Undersample timeseries data
This transform reduces the data collected over time and retains the general pattern of the data by allowing users to aggregate values based on the frequency, which can be by hour, week, month, or year. One of the aggregation methods, such as mean, max, min, or median, is applied to the numerical value column of the grouped data.
Parameters
This table provides a brief description about each parameter in Undersample timeseries data transform.
- Name:
By default, the transform name is populated. You can also add a custom name for the transform.
- Input dataset:
The file name of the input dataset on which this transform must be applied. You can select the dataset that was uploaded from the drop-down list.
- Group by:
The column based on which the time series data is grouped.
- Timestamp:
The name of the timestamp column in the dataset. The name should be as is in the dataset.
- Frequency:
The frequency at which the time series data is undersampled. Possible values:
B - business day frequency
C - custom business day frequency
D - calendar day frequency
W - weekly frequency
M - month end frequency
SM - semi-month end frequency (15th and end of month)
BM - business month end frequency
CBM - custom business month end frequency
MS - month start frequency
SMS - semi-month start frequency (1st and 15th)
BMS - business month start frequency
CBMS - custom business month start frequency
Q - quarter end frequency
BQ - business quarter end frequency
QS - quarter start frequency
BQS - business quarter start frequency
Y - year end frequency
BY - business year end frequency
YS - year start frequency
BYS - business year start frequency
BH - business hour frequency
H - hourly frequency
min - minutely frequency
S - secondly frequency
ms - milliseconds
us - microseconds
N - nanoseconds
- Resample Type:
The method used to calculate the aggregate value for the selected frequency. Possible values:
Mean
Median
Max
Min
- Ouput dataset:
The file name with which the dataset is created. This file has the aggregate values for the selected frequency.

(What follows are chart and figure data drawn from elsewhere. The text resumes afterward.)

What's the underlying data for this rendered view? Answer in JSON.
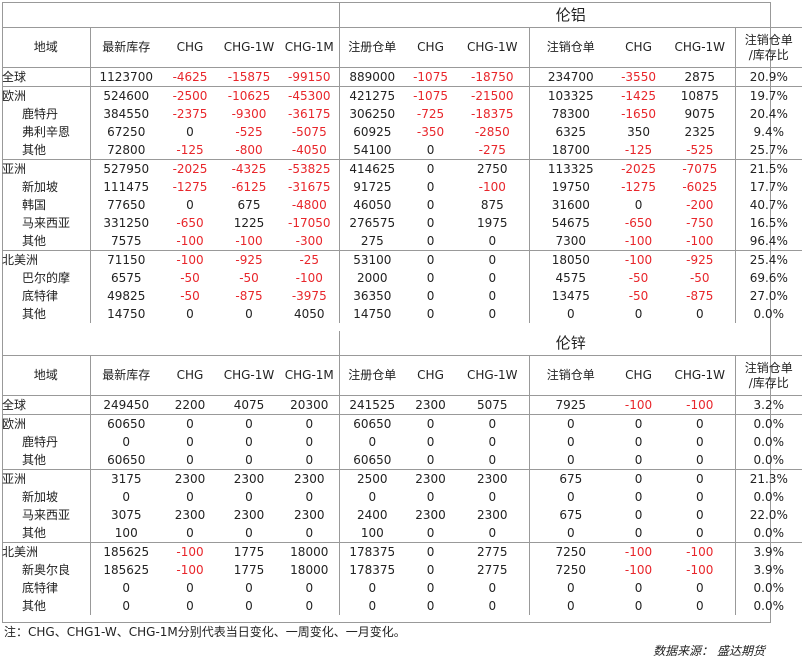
{
  "headers": [
    "地域",
    "最新库存",
    "CHG",
    "CHG-1W",
    "CHG-1M",
    "注册仓单",
    "CHG",
    "CHG-1W",
    "注销仓单",
    "CHG",
    "CHG-1W",
    "注销仓单\n/库存比"
  ],
  "sections": [
    {
      "title": "伦铝",
      "rows": [
        {
          "c": [
            "全球",
            "1123700",
            "-4625",
            "-15875",
            "-99150",
            "889000",
            "-1075",
            "-18750",
            "234700",
            "-3550",
            "2875",
            "20.9%"
          ],
          "sub": false,
          "gs": false
        },
        {
          "c": [
            "欧洲",
            "524600",
            "-2500",
            "-10625",
            "-45300",
            "421275",
            "-1075",
            "-21500",
            "103325",
            "-1425",
            "10875",
            "19.7%"
          ],
          "sub": false,
          "gs": true
        },
        {
          "c": [
            "鹿特丹",
            "384550",
            "-2375",
            "-9300",
            "-36175",
            "306250",
            "-725",
            "-18375",
            "78300",
            "-1650",
            "9075",
            "20.4%"
          ],
          "sub": true,
          "gs": false
        },
        {
          "c": [
            "弗利辛恩",
            "67250",
            "0",
            "-525",
            "-5075",
            "60925",
            "-350",
            "-2850",
            "6325",
            "350",
            "2325",
            "9.4%"
          ],
          "sub": true,
          "gs": false
        },
        {
          "c": [
            "其他",
            "72800",
            "-125",
            "-800",
            "-4050",
            "54100",
            "0",
            "-275",
            "18700",
            "-125",
            "-525",
            "25.7%"
          ],
          "sub": true,
          "gs": false
        },
        {
          "c": [
            "亚洲",
            "527950",
            "-2025",
            "-4325",
            "-53825",
            "414625",
            "0",
            "2750",
            "113325",
            "-2025",
            "-7075",
            "21.5%"
          ],
          "sub": false,
          "gs": true
        },
        {
          "c": [
            "新加坡",
            "111475",
            "-1275",
            "-6125",
            "-31675",
            "91725",
            "0",
            "-100",
            "19750",
            "-1275",
            "-6025",
            "17.7%"
          ],
          "sub": true,
          "gs": false
        },
        {
          "c": [
            "韩国",
            "77650",
            "0",
            "675",
            "-4800",
            "46050",
            "0",
            "875",
            "31600",
            "0",
            "-200",
            "40.7%"
          ],
          "sub": true,
          "gs": false
        },
        {
          "c": [
            "马来西亚",
            "331250",
            "-650",
            "1225",
            "-17050",
            "276575",
            "0",
            "1975",
            "54675",
            "-650",
            "-750",
            "16.5%"
          ],
          "sub": true,
          "gs": false
        },
        {
          "c": [
            "其他",
            "7575",
            "-100",
            "-100",
            "-300",
            "275",
            "0",
            "0",
            "7300",
            "-100",
            "-100",
            "96.4%"
          ],
          "sub": true,
          "gs": false
        },
        {
          "c": [
            "北美洲",
            "71150",
            "-100",
            "-925",
            "-25",
            "53100",
            "0",
            "0",
            "18050",
            "-100",
            "-925",
            "25.4%"
          ],
          "sub": false,
          "gs": true
        },
        {
          "c": [
            "巴尔的摩",
            "6575",
            "-50",
            "-50",
            "-100",
            "2000",
            "0",
            "0",
            "4575",
            "-50",
            "-50",
            "69.6%"
          ],
          "sub": true,
          "gs": false
        },
        {
          "c": [
            "底特律",
            "49825",
            "-50",
            "-875",
            "-3975",
            "36350",
            "0",
            "0",
            "13475",
            "-50",
            "-875",
            "27.0%"
          ],
          "sub": true,
          "gs": false
        },
        {
          "c": [
            "其他",
            "14750",
            "0",
            "0",
            "4050",
            "14750",
            "0",
            "0",
            "0",
            "0",
            "0",
            "0.0%"
          ],
          "sub": true,
          "gs": false
        }
      ]
    },
    {
      "title": "伦锌",
      "rows": [
        {
          "c": [
            "全球",
            "249450",
            "2200",
            "4075",
            "20300",
            "241525",
            "2300",
            "5075",
            "7925",
            "-100",
            "-100",
            "3.2%"
          ],
          "sub": false,
          "gs": false
        },
        {
          "c": [
            "欧洲",
            "60650",
            "0",
            "0",
            "0",
            "60650",
            "0",
            "0",
            "0",
            "0",
            "0",
            "0.0%"
          ],
          "sub": false,
          "gs": true
        },
        {
          "c": [
            "鹿特丹",
            "0",
            "0",
            "0",
            "0",
            "0",
            "0",
            "0",
            "0",
            "0",
            "0",
            "0.0%"
          ],
          "sub": true,
          "gs": false
        },
        {
          "c": [
            "其他",
            "60650",
            "0",
            "0",
            "0",
            "60650",
            "0",
            "0",
            "0",
            "0",
            "0",
            "0.0%"
          ],
          "sub": true,
          "gs": false
        },
        {
          "c": [
            "亚洲",
            "3175",
            "2300",
            "2300",
            "2300",
            "2500",
            "2300",
            "2300",
            "675",
            "0",
            "0",
            "21.3%"
          ],
          "sub": false,
          "gs": true
        },
        {
          "c": [
            "新加坡",
            "0",
            "0",
            "0",
            "0",
            "0",
            "0",
            "0",
            "0",
            "0",
            "0",
            "0.0%"
          ],
          "sub": true,
          "gs": false
        },
        {
          "c": [
            "马来西亚",
            "3075",
            "2300",
            "2300",
            "2300",
            "2400",
            "2300",
            "2300",
            "675",
            "0",
            "0",
            "22.0%"
          ],
          "sub": true,
          "gs": false
        },
        {
          "c": [
            "其他",
            "100",
            "0",
            "0",
            "0",
            "100",
            "0",
            "0",
            "0",
            "0",
            "0",
            "0.0%"
          ],
          "sub": true,
          "gs": false
        },
        {
          "c": [
            "北美洲",
            "185625",
            "-100",
            "1775",
            "18000",
            "178375",
            "0",
            "2775",
            "7250",
            "-100",
            "-100",
            "3.9%"
          ],
          "sub": false,
          "gs": true
        },
        {
          "c": [
            "新奥尔良",
            "185625",
            "-100",
            "1775",
            "18000",
            "178375",
            "0",
            "2775",
            "7250",
            "-100",
            "-100",
            "3.9%"
          ],
          "sub": true,
          "gs": false
        },
        {
          "c": [
            "底特律",
            "0",
            "0",
            "0",
            "0",
            "0",
            "0",
            "0",
            "0",
            "0",
            "0",
            "0.0%"
          ],
          "sub": true,
          "gs": false
        },
        {
          "c": [
            "其他",
            "0",
            "0",
            "0",
            "0",
            "0",
            "0",
            "0",
            "0",
            "0",
            "0",
            "0.0%"
          ],
          "sub": true,
          "gs": false
        }
      ]
    }
  ],
  "footer": {
    "note": "注：CHG、CHG1-W、CHG-1M分别代表当日变化、一周变化、一月变化。",
    "source": "数据来源：  盛达期货"
  },
  "colors": {
    "negative": "#e8262b",
    "border": "#999999",
    "text": "#222222"
  }
}
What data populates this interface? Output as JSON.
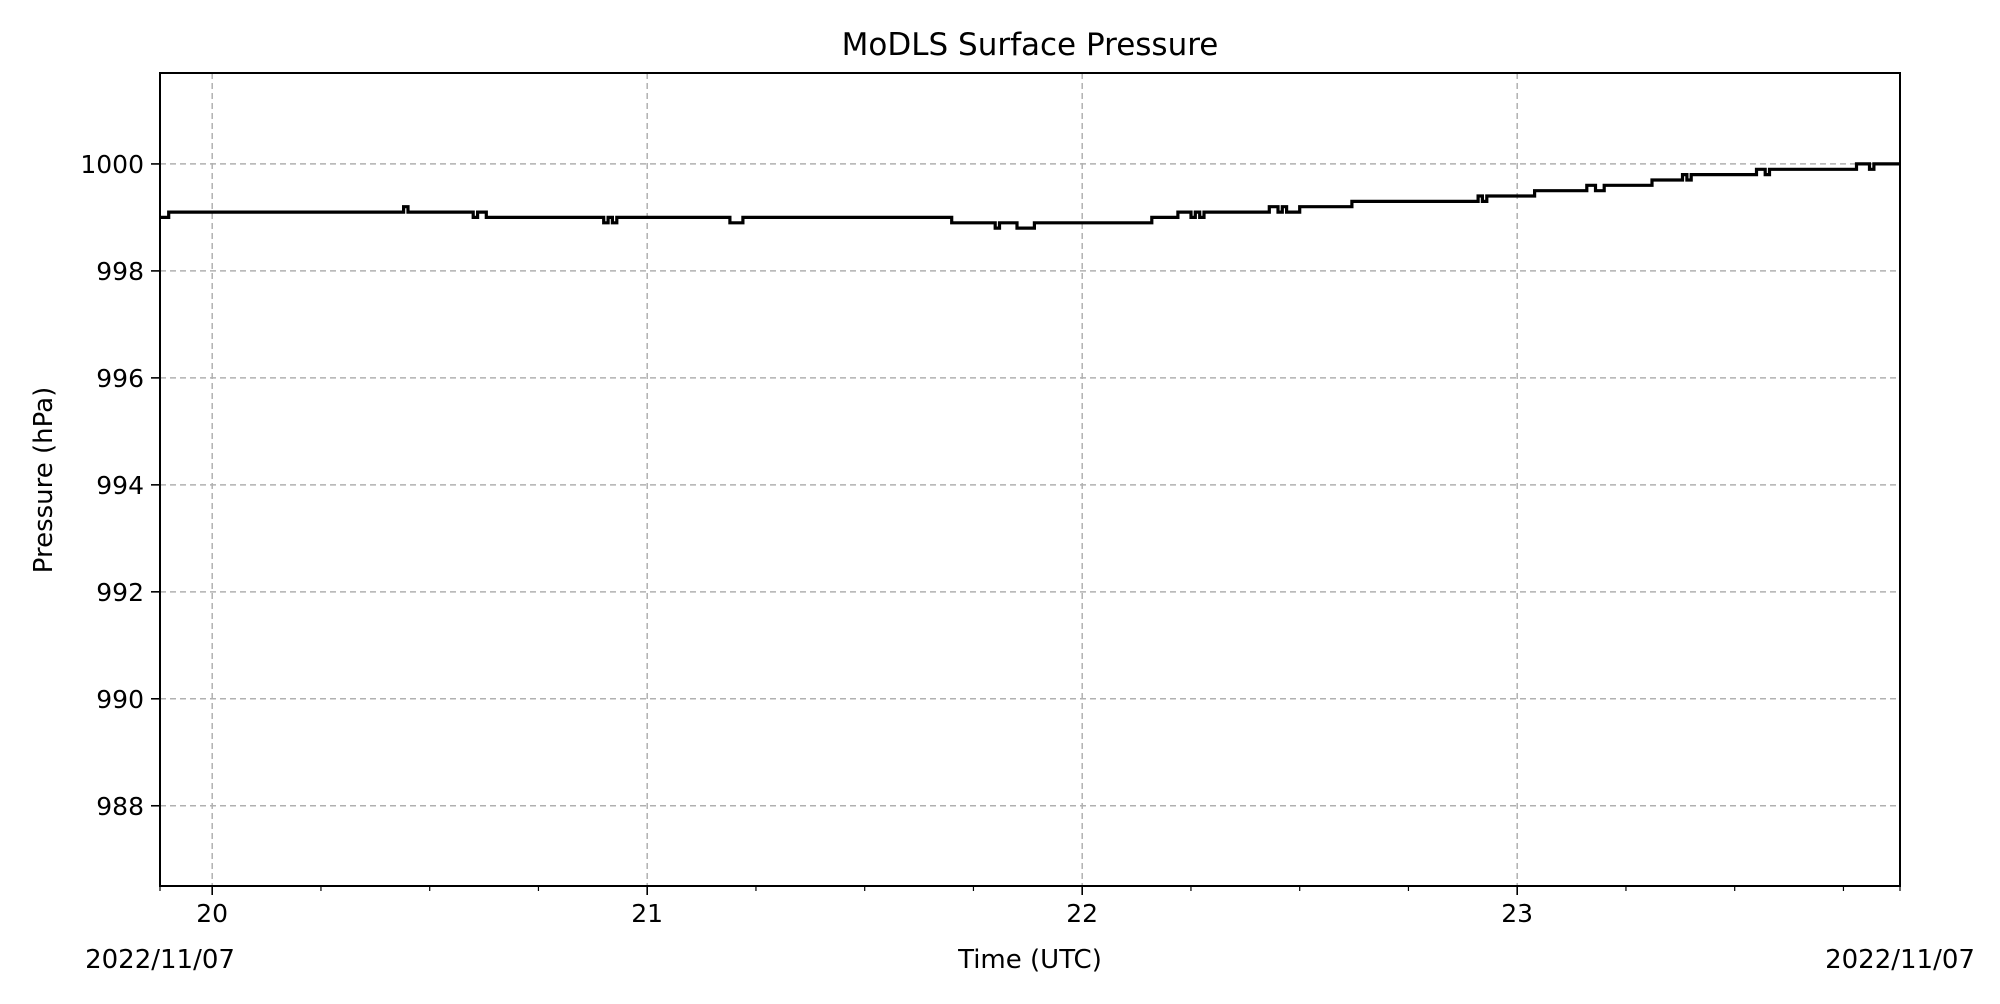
{
  "chart_data": {
    "type": "line",
    "title": "MoDLS Surface Pressure",
    "xlabel": "Time (UTC)",
    "ylabel": "Pressure (hPa)",
    "x_unit": "hour (UTC)",
    "xlim": [
      19.88,
      23.88
    ],
    "ylim": [
      986.5,
      1001.7
    ],
    "x_ticks": [
      20,
      21,
      22,
      23
    ],
    "x_tick_labels": [
      "20",
      "21",
      "22",
      "23"
    ],
    "x_minor_ticks": [
      19.88,
      20.25,
      20.5,
      20.75,
      21.25,
      21.5,
      21.75,
      22.25,
      22.5,
      22.75,
      23.25,
      23.5,
      23.75,
      23.88
    ],
    "y_ticks": [
      988,
      990,
      992,
      994,
      996,
      998,
      1000
    ],
    "y_tick_labels": [
      "988",
      "990",
      "992",
      "994",
      "996",
      "998",
      "1000"
    ],
    "date_left": "2022/11/07",
    "date_right": "2022/11/07",
    "grid": true,
    "line_color": "#000000",
    "grid_color": "#b0b0b0",
    "series": [
      {
        "style": "step",
        "points": [
          [
            19.88,
            999.0
          ],
          [
            19.9,
            999.1
          ],
          [
            20.44,
            999.2
          ],
          [
            20.45,
            999.1
          ],
          [
            20.6,
            999.0
          ],
          [
            20.61,
            999.1
          ],
          [
            20.63,
            999.0
          ],
          [
            20.9,
            998.9
          ],
          [
            20.91,
            999.0
          ],
          [
            20.92,
            998.9
          ],
          [
            20.93,
            999.0
          ],
          [
            21.19,
            998.9
          ],
          [
            21.22,
            999.0
          ],
          [
            21.7,
            998.9
          ],
          [
            21.8,
            998.8
          ],
          [
            21.81,
            998.9
          ],
          [
            21.85,
            998.8
          ],
          [
            21.89,
            998.9
          ],
          [
            22.16,
            999.0
          ],
          [
            22.22,
            999.1
          ],
          [
            22.25,
            999.0
          ],
          [
            22.26,
            999.1
          ],
          [
            22.27,
            999.0
          ],
          [
            22.28,
            999.1
          ],
          [
            22.43,
            999.2
          ],
          [
            22.45,
            999.1
          ],
          [
            22.46,
            999.2
          ],
          [
            22.47,
            999.1
          ],
          [
            22.5,
            999.2
          ],
          [
            22.62,
            999.3
          ],
          [
            22.91,
            999.4
          ],
          [
            22.92,
            999.3
          ],
          [
            22.93,
            999.4
          ],
          [
            23.04,
            999.5
          ],
          [
            23.16,
            999.6
          ],
          [
            23.18,
            999.5
          ],
          [
            23.2,
            999.6
          ],
          [
            23.31,
            999.7
          ],
          [
            23.38,
            999.8
          ],
          [
            23.39,
            999.7
          ],
          [
            23.4,
            999.8
          ],
          [
            23.55,
            999.9
          ],
          [
            23.57,
            999.8
          ],
          [
            23.58,
            999.9
          ],
          [
            23.78,
            1000.0
          ],
          [
            23.81,
            999.9
          ],
          [
            23.82,
            1000.0
          ],
          [
            23.88,
            1000.0
          ]
        ]
      }
    ]
  }
}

The sample input for this transform looks as shown in the screenshot:
The output after running the Undersample timeseries data transform on the dataset appears as below.
How to use it in Notebook
The following is the code snippet you must use in the Jupyter Notebook editor to run the Undersample timeseries data transform:
sensor_cleaned_recipe_predict = project.addRecipe([fill_null_predict_dataset], name='sensor_cleaned_recipe_predict')

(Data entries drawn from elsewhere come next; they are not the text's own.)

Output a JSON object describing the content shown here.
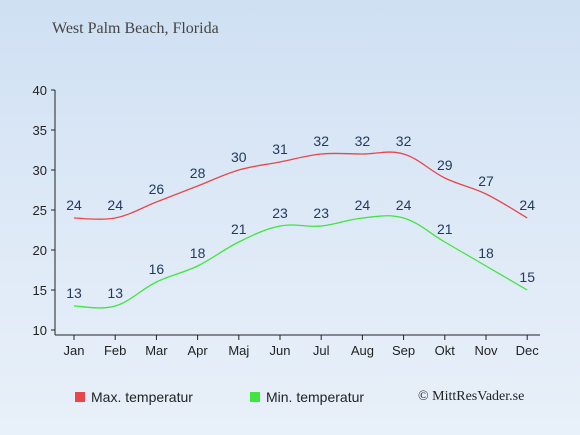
{
  "title": "West Palm Beach, Florida",
  "credit": "© MittResVader.se",
  "colors": {
    "max": "#e8474a",
    "min": "#3ee63e"
  },
  "chart_data": {
    "type": "line",
    "categories": [
      "Jan",
      "Feb",
      "Mar",
      "Apr",
      "Maj",
      "Jun",
      "Jul",
      "Aug",
      "Sep",
      "Okt",
      "Nov",
      "Dec"
    ],
    "series": [
      {
        "name": "Max. temperatur",
        "values": [
          24,
          24,
          26,
          28,
          30,
          31,
          32,
          32,
          32,
          29,
          27,
          24
        ]
      },
      {
        "name": "Min. temperatur",
        "values": [
          13,
          13,
          16,
          18,
          21,
          23,
          23,
          24,
          24,
          21,
          18,
          15
        ]
      }
    ],
    "ylim": [
      10,
      40
    ],
    "yticks": [
      10,
      15,
      20,
      25,
      30,
      35,
      40
    ],
    "grid": false,
    "legend_position": "bottom"
  }
}
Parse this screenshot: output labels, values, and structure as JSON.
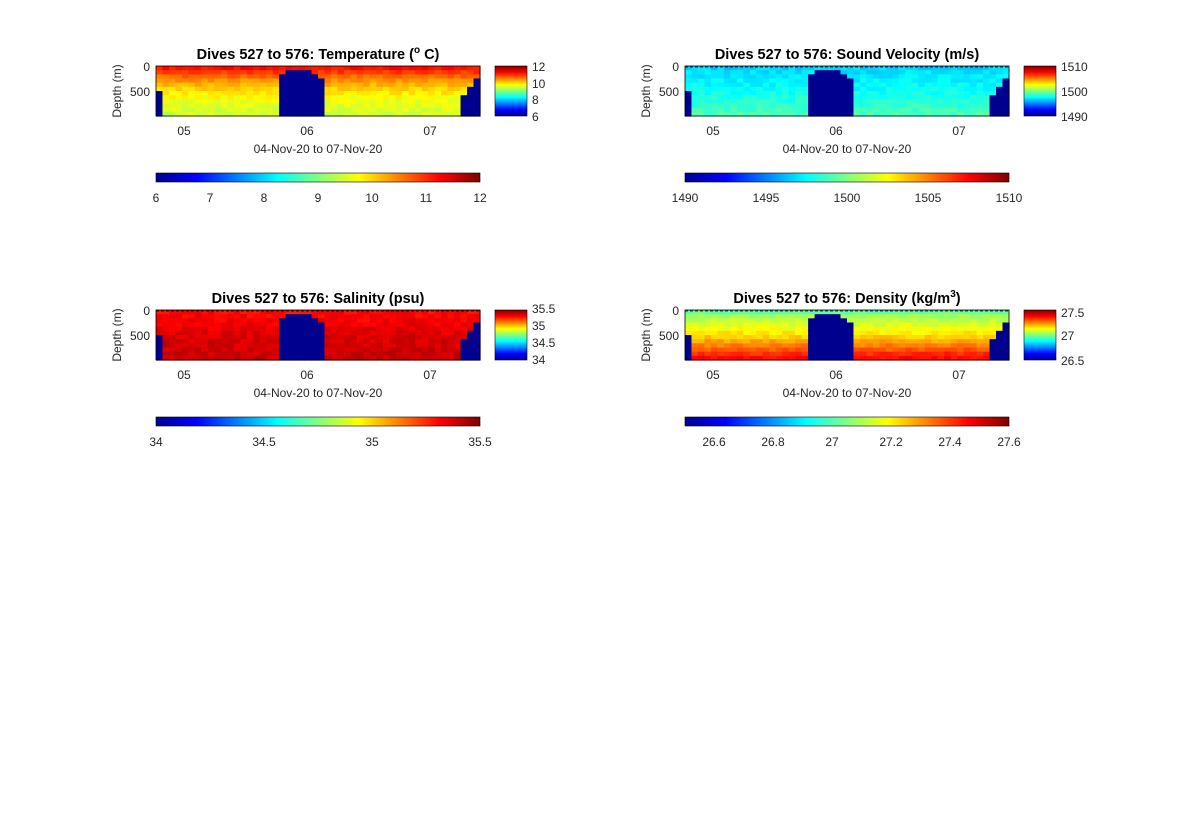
{
  "figure": {
    "background": "#ffffff"
  },
  "colormap": [
    "#00008f",
    "#0000ff",
    "#0080ff",
    "#00ffff",
    "#80ff80",
    "#ffff00",
    "#ff8000",
    "#ff0000",
    "#800000"
  ],
  "chart_data": [
    {
      "type": "heatmap",
      "title": "Dives 527 to 576: Temperature (",
      "title_sup": "o",
      "title_suffix": " C)",
      "ylabel": "Depth (m)",
      "xlabel": "04-Nov-20 to 07-Nov-20",
      "x_ticks": [
        "05",
        "06",
        "07"
      ],
      "y_ticks": [
        "0",
        "500"
      ],
      "y_range_m": [
        0,
        1000
      ],
      "clim": [
        6,
        12
      ],
      "colorbar_ticks": [
        "12",
        "10",
        "8",
        "6"
      ],
      "h_colorbar_ticks": [
        "6",
        "7",
        "8",
        "9",
        "10",
        "11",
        "12"
      ],
      "profile": [
        {
          "depth": 0,
          "value": 11.3
        },
        {
          "depth": 100,
          "value": 11.0
        },
        {
          "depth": 250,
          "value": 10.5
        },
        {
          "depth": 500,
          "value": 9.9
        },
        {
          "depth": 750,
          "value": 9.6
        },
        {
          "depth": 1000,
          "value": 9.4
        }
      ]
    },
    {
      "type": "heatmap",
      "title": "Dives 527 to 576: Sound Velocity (m/s)",
      "ylabel": "Depth (m)",
      "xlabel": "04-Nov-20 to 07-Nov-20",
      "x_ticks": [
        "05",
        "06",
        "07"
      ],
      "y_ticks": [
        "0",
        "500"
      ],
      "y_range_m": [
        0,
        1000
      ],
      "clim": [
        1490,
        1510
      ],
      "colorbar_ticks": [
        "1510",
        "1500",
        "1490"
      ],
      "h_colorbar_ticks": [
        "1490",
        "1495",
        "1500",
        "1505",
        "1510"
      ],
      "profile": [
        {
          "depth": 0,
          "value": 1496.5
        },
        {
          "depth": 150,
          "value": 1497.0
        },
        {
          "depth": 400,
          "value": 1497.5
        },
        {
          "depth": 700,
          "value": 1498.2
        },
        {
          "depth": 1000,
          "value": 1499.0
        }
      ]
    },
    {
      "type": "heatmap",
      "title": "Dives 527 to 576: Salinity (psu)",
      "ylabel": "Depth (m)",
      "xlabel": "04-Nov-20 to 07-Nov-20",
      "x_ticks": [
        "05",
        "06",
        "07"
      ],
      "y_ticks": [
        "0",
        "500"
      ],
      "y_range_m": [
        0,
        1000
      ],
      "clim": [
        34,
        35.5
      ],
      "colorbar_ticks": [
        "35.5",
        "35",
        "34.5",
        "34"
      ],
      "h_colorbar_ticks": [
        "34",
        "34.5",
        "35",
        "35.5"
      ],
      "profile": [
        {
          "depth": 0,
          "value": 35.3
        },
        {
          "depth": 300,
          "value": 35.34
        },
        {
          "depth": 600,
          "value": 35.37
        },
        {
          "depth": 1000,
          "value": 35.4
        }
      ]
    },
    {
      "type": "heatmap",
      "title": "Dives 527 to 576: Density (kg/m",
      "title_sup": "3",
      "title_suffix": ")",
      "ylabel": "Depth (m)",
      "xlabel": "04-Nov-20 to 07-Nov-20",
      "x_ticks": [
        "05",
        "06",
        "07"
      ],
      "y_ticks": [
        "0",
        "500"
      ],
      "y_range_m": [
        0,
        1000
      ],
      "clim": [
        26.5,
        27.6
      ],
      "colorbar_ticks": [
        "27.5",
        "27",
        "26.5"
      ],
      "h_colorbar_ticks": [
        "26.6",
        "26.8",
        "27",
        "27.2",
        "27.4",
        "27.6"
      ],
      "profile": [
        {
          "depth": 0,
          "value": 26.85
        },
        {
          "depth": 50,
          "value": 27.05
        },
        {
          "depth": 200,
          "value": 27.12
        },
        {
          "depth": 500,
          "value": 27.22
        },
        {
          "depth": 750,
          "value": 27.35
        },
        {
          "depth": 1000,
          "value": 27.48
        }
      ]
    }
  ]
}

undersample_timeseries = Transform()
undersample_timeseries.templateId = undersample_timeseries_template.id
undersample_timeseries.name='undersample_timeseries'
undersample_timeseries.variables = {
'inputDataset': "fill_null_output_predict",
'Col_to_undersample_by':'Turbine_ID',
'Timestamp':"Timestamp",
'Frequency': "D",
'Resample_type': "MEAN",
'outputDataset':'sensor_cleaned_predict'
}
sensor_cleaned_recipe_predict.add_transform(undersample_timeseries)
sensor_cleaned_recipe_predict.run()